Li Chen
Publications
Entropy-Guided Data-Efficient Training for Multimodal Reasoning Reward Models
Multimodal reward models are crucial for aligning multimodal large language models with human preferences. Recent works have incorporated reasoning capabilities into these models, achieving promising results. However, training these models suffers from two critical challenges: (1) the inherent noise in preference datasets, which degrades model performance, and (2) the inefficiency of conventional training methods, which ignore the differences in sample difficulty. In this paper, we identify a strong correlation between response entropy and accuracy, indicating that entropy can serve as a reliable and unsupervised proxy for annotation noise and sample difficulty. Based on this insight, we propose a novel Entropy-Guided Training (EGT) approach for multimodal reasoning reward models, which combines two strategies: (1) entropy-guided data curation to mitigate the impact of unreliable samples, and (2) an entropy-guided training strategy that progressively introduces more complex examples.
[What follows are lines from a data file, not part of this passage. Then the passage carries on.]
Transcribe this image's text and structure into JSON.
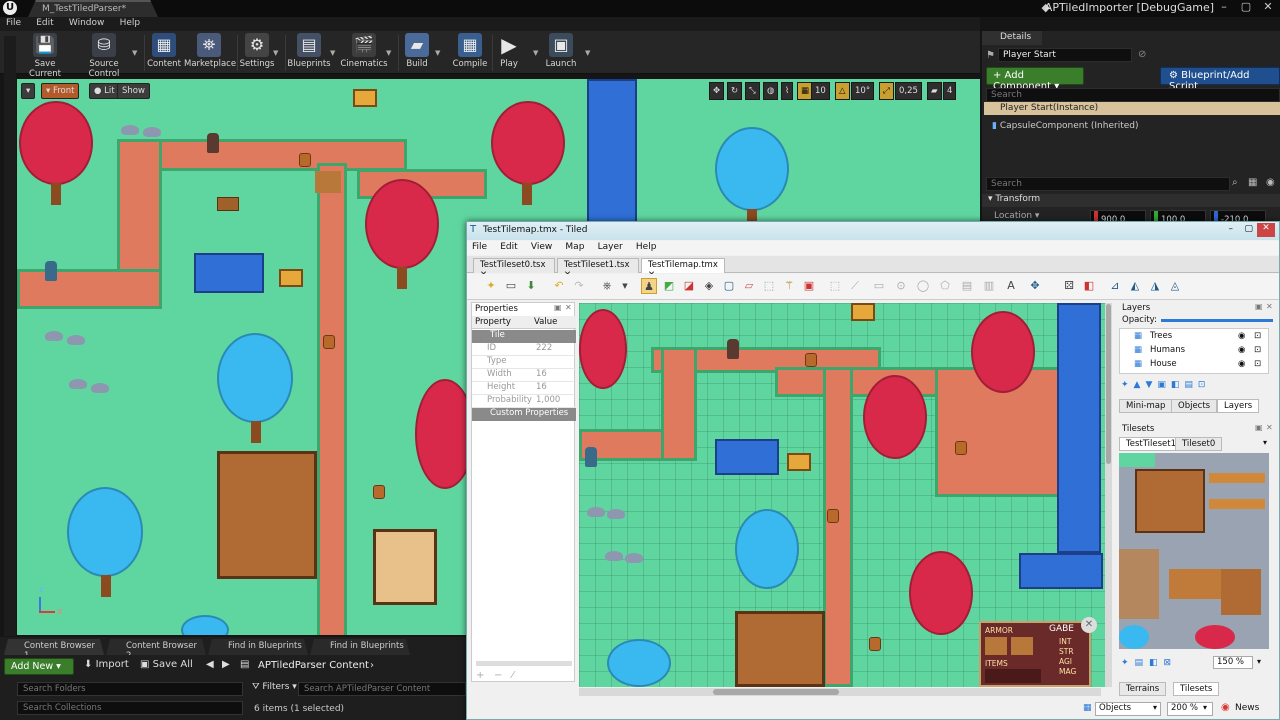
{
  "ue": {
    "window_tab": "M_TestTiledParser*",
    "project_title": "APTiledImporter [DebugGame]",
    "menu": [
      "File",
      "Edit",
      "Window",
      "Help"
    ],
    "toolbar": [
      "Save Current",
      "Source Control",
      "Content",
      "Marketplace",
      "Settings",
      "Blueprints",
      "Cinematics",
      "Build",
      "Compile",
      "Play",
      "Launch"
    ],
    "viewport": {
      "front": "Front",
      "lit": "Lit",
      "show": "Show",
      "grid_snap": "10",
      "rotation_snap": "10°",
      "scale_snap": "0,25",
      "camera_speed": "4",
      "axis_x": "x",
      "axis_z": "z"
    },
    "details": {
      "tab": "Details",
      "actor_name": "Player Start",
      "add_component": "+ Add Component ▾",
      "blueprint_script": "Blueprint/Add Script",
      "search_placeholder": "Search",
      "selected_row": "Player Start(Instance)",
      "component": "CapsuleComponent (Inherited)",
      "search2_placeholder": "Search",
      "transform": "Transform",
      "location_label": "Location ▾",
      "loc_x": "900,0",
      "loc_y": "100,0",
      "loc_z": "-210,0"
    },
    "content_browser": {
      "tabs": [
        "Content Browser 1",
        "Content Browser 2",
        "Find in Blueprints",
        "Find in Blueprints"
      ],
      "add_new": "Add New ▾",
      "import": "Import",
      "save_all": "Save All",
      "breadcrumb": "APTiledParser Content",
      "search_folders": "Search Folders",
      "search_collections": "Search Collections",
      "filters": "Filters ▾",
      "search_content": "Search APTiledParser Content",
      "items_count": "6 items (1 selected)"
    }
  },
  "tiled": {
    "title": "TestTilemap.tmx - Tiled",
    "menu": [
      "File",
      "Edit",
      "View",
      "Map",
      "Layer",
      "Help"
    ],
    "tabs": [
      "TestTileset0.tsx",
      "TestTileset1.tsx",
      "TestTilemap.tmx"
    ],
    "properties": {
      "header": "Properties",
      "col_property": "Property",
      "col_value": "Value",
      "section_tile": "Tile",
      "rows": [
        {
          "name": "ID",
          "value": "222"
        },
        {
          "name": "Type",
          "value": ""
        },
        {
          "name": "Width",
          "value": "16"
        },
        {
          "name": "Height",
          "value": "16"
        },
        {
          "name": "Probability",
          "value": "1,000"
        }
      ],
      "section_custom": "Custom Properties"
    },
    "layers": {
      "header": "Layers",
      "opacity_label": "Opacity:",
      "items": [
        "Trees",
        "Humans",
        "House"
      ],
      "bottom_tabs": [
        "Mini-map",
        "Objects",
        "Layers"
      ]
    },
    "tilesets": {
      "header": "Tilesets",
      "tabs": [
        "TestTileset1",
        "Tileset0"
      ],
      "zoom": "150 %",
      "bottom_tabs": [
        "Terrains",
        "Tilesets"
      ]
    },
    "status": {
      "layer_select": "Objects",
      "zoom": "200 %",
      "news": "News"
    },
    "hud": {
      "name": "GABE",
      "armor": "ARMOR",
      "items": "ITEMS",
      "stats": [
        "INT",
        "STR",
        "AGI",
        "MAG"
      ]
    }
  }
}
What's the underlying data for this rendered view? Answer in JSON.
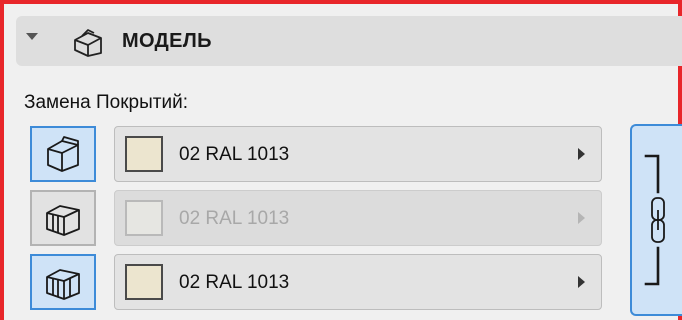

Extensive experiments across three benchmarks show that the EGT-trained model consistently outperforms state-of-the-art multimodal reward models.
Real-Time Trend Prediction via Continually-Aligned LLM Query Generation
Trending news detection in low-traffic search environments faces a fundamental cold-start problem, where a lack of query volume prevents systems from identifying emerging or long-tail trends. Existing methods relying on keyword frequency or query spikes are inherently slow and ineffective in these sparse settings, lagging behind real-world shifts in attention. We introduce RTTP, a novel Real-Time Trending Prediction framework that generates search queries directly from news content instead of waiting for users to issue them. RTTP leverages a continual learning LLM (CL-LLM) that converts posts into search-style queries and scores them using engagement strength + creator authority, enabling early trend surfacing before search volume forms. To ensure adaptation without degrading reasoning, we propose Mix-Policy DPO, a new preference-based continual learning approach that combines on-policy stability with off-policy novelty to mitigate catastrophic forgetting during model upgrades. Deployed at production scale on Facebook and Meta AI products, RTTP delivers +91.4% improvement in tail-trend detection precision@500 and +19% query generation accuracy over industry baselines, while sustaining stable performance after multi-week online training. This work demonstrates that LLM-generated synthetic search signals, when aligned and continually updated, unlock timely trend understanding in low-traffic search environments.